Y cuatro pares de ojos que no suelen mirar por la ventana de su oficina se fijan en la pareja de urracas que colocan un par de ramitas en su nuevo nido. Los nidos están ahí, y los ves o no, pero, ¿cuántas veces tenemos oportunidad de observar la destreza de un pico?
-¡Qué hábiles! ¿Habéis visto cómo le ha dado la vuelta a la rama, cómo la ha metido en el entramado?

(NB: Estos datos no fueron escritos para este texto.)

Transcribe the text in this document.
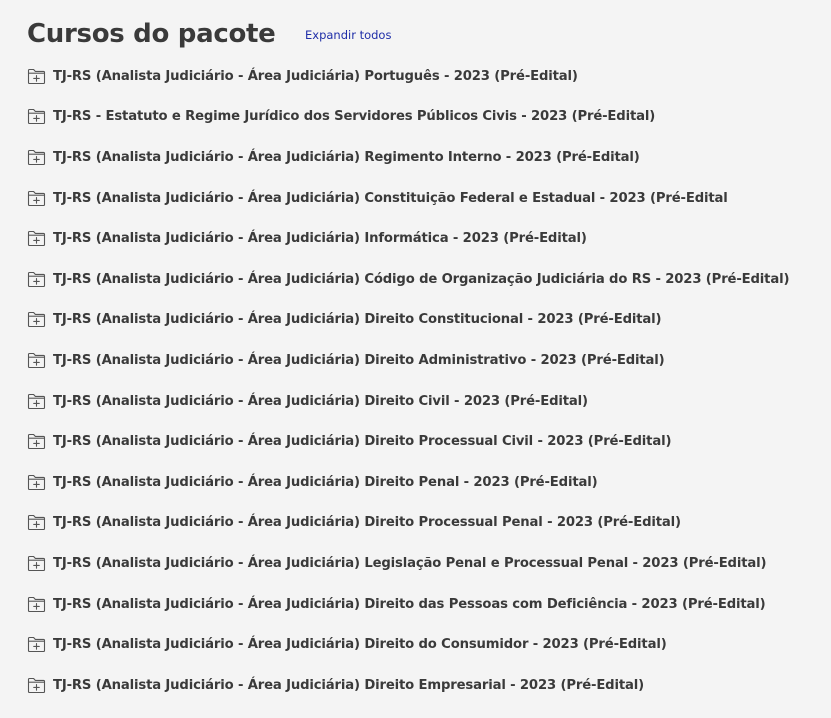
Cursos do pacote	Expandir todos
TJ-RS (Analista Judiciário - Área Judiciária) Português - 2023 (Pré-Edital)
TJ-RS - Estatuto e Regime Jurídico dos Servidores Públicos Civis - 2023 (Pré-Edital)
TJ-RS (Analista Judiciário - Área Judiciária) Regimento Interno - 2023 (Pré-Edital)
TJ-RS (Analista Judiciário - Área Judiciária) Constituição Federal e Estadual - 2023 (Pré-Edital
TJ-RS (Analista Judiciário - Área Judiciária) Informática - 2023 (Pré-Edital)
TJ-RS (Analista Judiciário - Área Judiciária) Código de Organização Judiciária do RS - 2023 (Pré-Edital)
TJ-RS (Analista Judiciário - Área Judiciária) Direito Constitucional - 2023 (Pré-Edital)
TJ-RS (Analista Judiciário - Área Judiciária) Direito Administrativo - 2023 (Pré-Edital)
TJ-RS (Analista Judiciário - Área Judiciária) Direito Civil - 2023 (Pré-Edital)
TJ-RS (Analista Judiciário - Área Judiciária) Direito Processual Civil - 2023 (Pré-Edital)
TJ-RS (Analista Judiciário - Área Judiciária) Direito Penal - 2023 (Pré-Edital)
TJ-RS (Analista Judiciário - Área Judiciária) Direito Processual Penal - 2023 (Pré-Edital)
TJ-RS (Analista Judiciário - Área Judiciária) Legislação Penal e Processual Penal - 2023 (Pré-Edital)
TJ-RS (Analista Judiciário - Área Judiciária) Direito das Pessoas com Deficiência - 2023 (Pré-Edital)
TJ-RS (Analista Judiciário - Área Judiciária) Direito do Consumidor - 2023 (Pré-Edital)
TJ-RS (Analista Judiciário - Área Judiciária) Direito Empresarial - 2023 (Pré-Edital)
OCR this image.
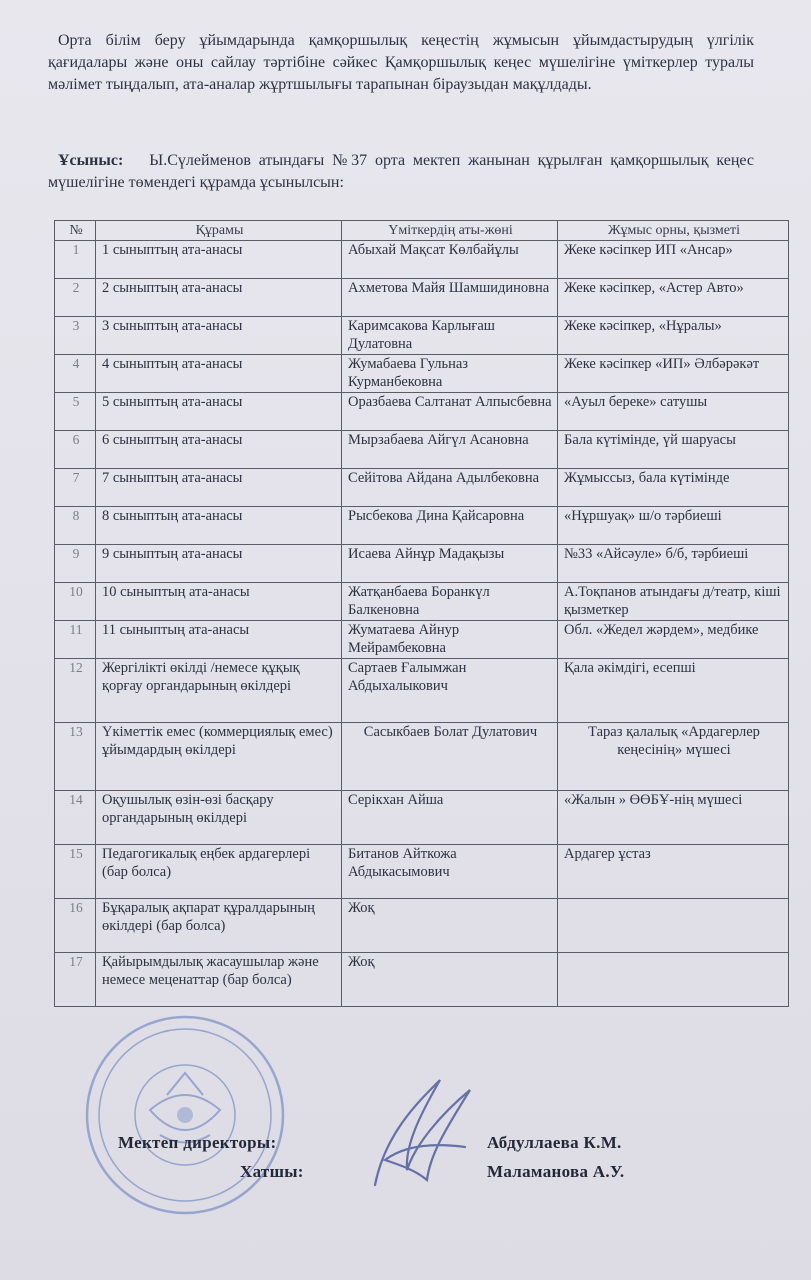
Орта білім беру ұйымдарында қамқоршылық кеңестің жұмысын ұйымдастырудың үлгілік қағидалары және оны сайлау тәртібіне сәйкес Қамқоршылық кеңес мүшелігіне үміткерлер туралы мәлімет тыңдалып, ата-аналар жұртшылығы тарапынан біраузыдан мақұлдады.
Ұсыныс: Ы.Сүлейменов атындағы №37 орта мектеп жанынан құрылған қамқоршылық кеңес мүшелігіне төмендегі құрамда ұсынылсын:
№	Құрамы	Үміткердің аты-жөні	Жұмыс орны, қызметі
1	1 сыныптың ата-анасы	Абыхай Мақсат Көлбайұлы	Жеке кәсіпкер ИП «Ансар»
2	2 сыныптың ата-анасы	Ахметова Майя Шамшидиновна	Жеке кәсіпкер, «Астер Авто»
3	3 сыныптың ата-анасы	Каримсакова Карлығаш Дулатовна	Жеке кәсіпкер, «Нұралы»
4	4 сыныптың ата-анасы	Жумабаева Гульназ Курманбековна	Жеке кәсіпкер «ИП» Әлбәрәкәт
5	5 сыныптың ата-анасы	Оразбаева Салтанат Алпысбевна	«Ауыл береке» сатушы
6	6 сыныптың ата-анасы	Мырзабаева Айгүл Асановна	Бала күтімінде, үй шаруасы
7	7 сыныптың ата-анасы	Сейітова Айдана Адылбековна	Жұмыссыз, бала күтімінде
8	8 сыныптың ата-анасы	Рысбекова Дина Қайсаровна	«Нұршуақ» ш/о тәрбиеші
9	9 сыныптың ата-анасы	Исаева Айнұр Мадақызы	№33 «Айсәуле» б/б, тәрбиеші
10	10 сыныптың ата-анасы	Жатқанбаева Боранкүл Балкеновна	А.Тоқпанов атындағы д/театр, кіші қызметкер
11	11 сыныптың ата-анасы	Жуматаева Айнур Мейрамбековна	Обл. «Жедел жәрдем», медбике
12	Жергілікті өкілді /немесе құқық қорғау органдарының өкілдері	Сартаев Ғалымжан Абдыхалыкович	Қала әкімдігі, есепші
13	Үкіметтік емес (коммерциялық емес) ұйымдардың өкілдері	Сасыкбаев Болат Дулатович	Тараз қалалық «Ардагерлер кеңесінің» мүшесі
14	Оқушылық өзін-өзі басқару органдарының өкілдері	Серікхан Айша	«Жалын » ӨӨБҰ-нің мүшесі
15	Педагогикалық еңбек ардагерлері (бар болса)	Битанов Айткожа Абдыкасымович	Ардагер ұстаз
16	Бұқаралық ақпарат құралдарының өкілдері (бар болса)	Жоқ	
17	Қайырымдылық жасаушылар және немесе меценаттар (бар болса)	Жоқ	
Мектеп директоры:	Абдуллаева К.М.
Хатшы:	Маламанова А.У.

Fascinados, esperamos a que las aves vuelvan con nuevas ramas para seguir comentando su destreza. Las cosas de este edificio dejan de importarnos, aunque sea sólo por un rato. Nos dejamos llevar por la maravilla del mundo natural que también puebla las ciudades, como bien sabía el genial Marcovaldo de Italo Calvino. Decía Flaubert que basta con mirar una cosa fijamente para que se vuelva interesante. El problema es que la atención no es precisamente un valor en alza. Estamos demasiado acostumbrados a lamer la superficie de las cosas, a devorar imágenes que fluyen a velocidad supersónica. Tenemos tanta prisa en llegar que ya no contemplamos el paisaje ¿Quién conserva en su interior ese “templo” –de ahí la etimología de contemplar- en el que sentarse a mirar las cosas tranquilamente? ¿Cuándo fue la última vez que miramos atentamente a un árbol? ¿Cuándo tratamos de entender con los ojos una puesta de sol o el sueño de un gato?

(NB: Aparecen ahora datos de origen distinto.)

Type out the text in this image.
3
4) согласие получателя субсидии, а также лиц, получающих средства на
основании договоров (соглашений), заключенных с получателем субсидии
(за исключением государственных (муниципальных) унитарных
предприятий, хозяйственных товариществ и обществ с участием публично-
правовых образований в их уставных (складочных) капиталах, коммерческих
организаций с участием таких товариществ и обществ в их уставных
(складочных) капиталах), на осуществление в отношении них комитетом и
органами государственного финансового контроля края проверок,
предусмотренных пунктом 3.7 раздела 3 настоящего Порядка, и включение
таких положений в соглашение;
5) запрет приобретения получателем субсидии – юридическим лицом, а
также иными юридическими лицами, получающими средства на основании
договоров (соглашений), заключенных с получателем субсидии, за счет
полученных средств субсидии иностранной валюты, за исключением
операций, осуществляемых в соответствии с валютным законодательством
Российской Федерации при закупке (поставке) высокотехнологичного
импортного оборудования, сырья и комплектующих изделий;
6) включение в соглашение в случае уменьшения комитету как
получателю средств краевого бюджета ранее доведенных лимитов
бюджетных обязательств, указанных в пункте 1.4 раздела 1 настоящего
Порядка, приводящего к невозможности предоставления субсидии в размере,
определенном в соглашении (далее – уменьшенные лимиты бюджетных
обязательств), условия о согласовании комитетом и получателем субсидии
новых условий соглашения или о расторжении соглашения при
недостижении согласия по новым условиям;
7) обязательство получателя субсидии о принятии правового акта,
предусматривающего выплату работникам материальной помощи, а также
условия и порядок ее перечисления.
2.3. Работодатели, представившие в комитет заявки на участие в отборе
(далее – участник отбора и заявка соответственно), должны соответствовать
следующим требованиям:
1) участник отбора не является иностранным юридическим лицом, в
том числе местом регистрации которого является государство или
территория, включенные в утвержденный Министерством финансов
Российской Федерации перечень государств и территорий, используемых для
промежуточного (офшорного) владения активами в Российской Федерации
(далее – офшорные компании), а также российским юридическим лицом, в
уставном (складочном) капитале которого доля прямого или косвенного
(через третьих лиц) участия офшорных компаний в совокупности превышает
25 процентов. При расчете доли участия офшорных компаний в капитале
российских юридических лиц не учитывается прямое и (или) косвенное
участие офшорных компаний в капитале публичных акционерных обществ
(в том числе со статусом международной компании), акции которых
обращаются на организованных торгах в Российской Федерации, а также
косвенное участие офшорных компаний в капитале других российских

Sólo a base de atención podemos hacer que las cosas de este mundo existan y nos hablen. Necesitamos recuperar esa mirada que se fija porque así haremos que las cosas (el árbol, el río, las urracas) se vuelvan interesantes y nos importe que se salven.

Wednesday 2 April 2008

Los libros y el trueque


En esta sociedad capitalista en la que todo tiene un precio y todo se compra o se vende, cualquier experiencia de trueque es refrescante porque supone una revalorización (al menos sentimental) del objeto de intercambio y un corte de mangas a esa ética del capitalismo por la que todo vale lo que cuesta. Si el objeto del trueque es, encima, algo tan valioso e invaluable como un libro, la fiesta está asegurada. Eso es lo que pasó ayer, durante unas horas, en Adam House, uno de los hermosos edificios de la Universidad de Edimburgo. Las reglas del juego eran tan sencillas como estimulantes: cada participante traía un libro, introducía en él un marcapáginas en el que había escrito un comentario, lo dejaba en una mesa y se llevaba otro (el que más le apeteciera) a cambio. La atmósfera, amenizada y templada por un par de violinistas y un puesto de café, animaba a ojear sin prisas los libros apilados en las mesas, a leer el comentario (las palabras manuscritas entre las palabras impresas) que acompañaba a cada libro, a veces encareciendo su lectura (“este libro hizo que un viaje a Londres fuese el más corto e intenso que jamás he hecho”) o desafiándonos a hacerlo (“no lo pude acabar, y mira que lo intenté, con todo lo que decían las criticas, pero a lo mejor a ti sí que te gusta”) Los mensajes anónimos y sinceros que adornaban cada libro hacían un extraño papel de intermediarios. Siempre me han gustado los libros de segunda mano, los libros que tienen un pasado, que han sido leídos por otros ojos y, como ayer se hizo muy evidente, que han sido disfrutados o detestados por otra gente. Cada libro es un mundo y cada libro tiene su lector ideal, pero tiene que salir ahí afuera, al mundo, y encontrar a sus posibles destinatarios. Tarea nada fácil, teniendo en cuenta que son ellos los que lo eligen a él y no viceversa. Los libros no tienen manos que tender, así que tienden sus títulos, el diseño de su portada, el nombre de su autor o, como hoy, la breve reseña de un lector, cosas pequeñas comparadas con lo que pueden llegar a contener entre sus tapas .
Al final, después de mucho pensármelo, decidí llevarme una colección de cuentos de Alice Munro. Me lo metí debajo del brazo y salí a la calle, a la lluvia y al vendaval, y al tedio del trabajo, y me acordé de lo que decía Kafka: “un libro es un hacha que nos sirve para romper el mar helado a nuestro alrededor”. Y eso no se paga con dinero.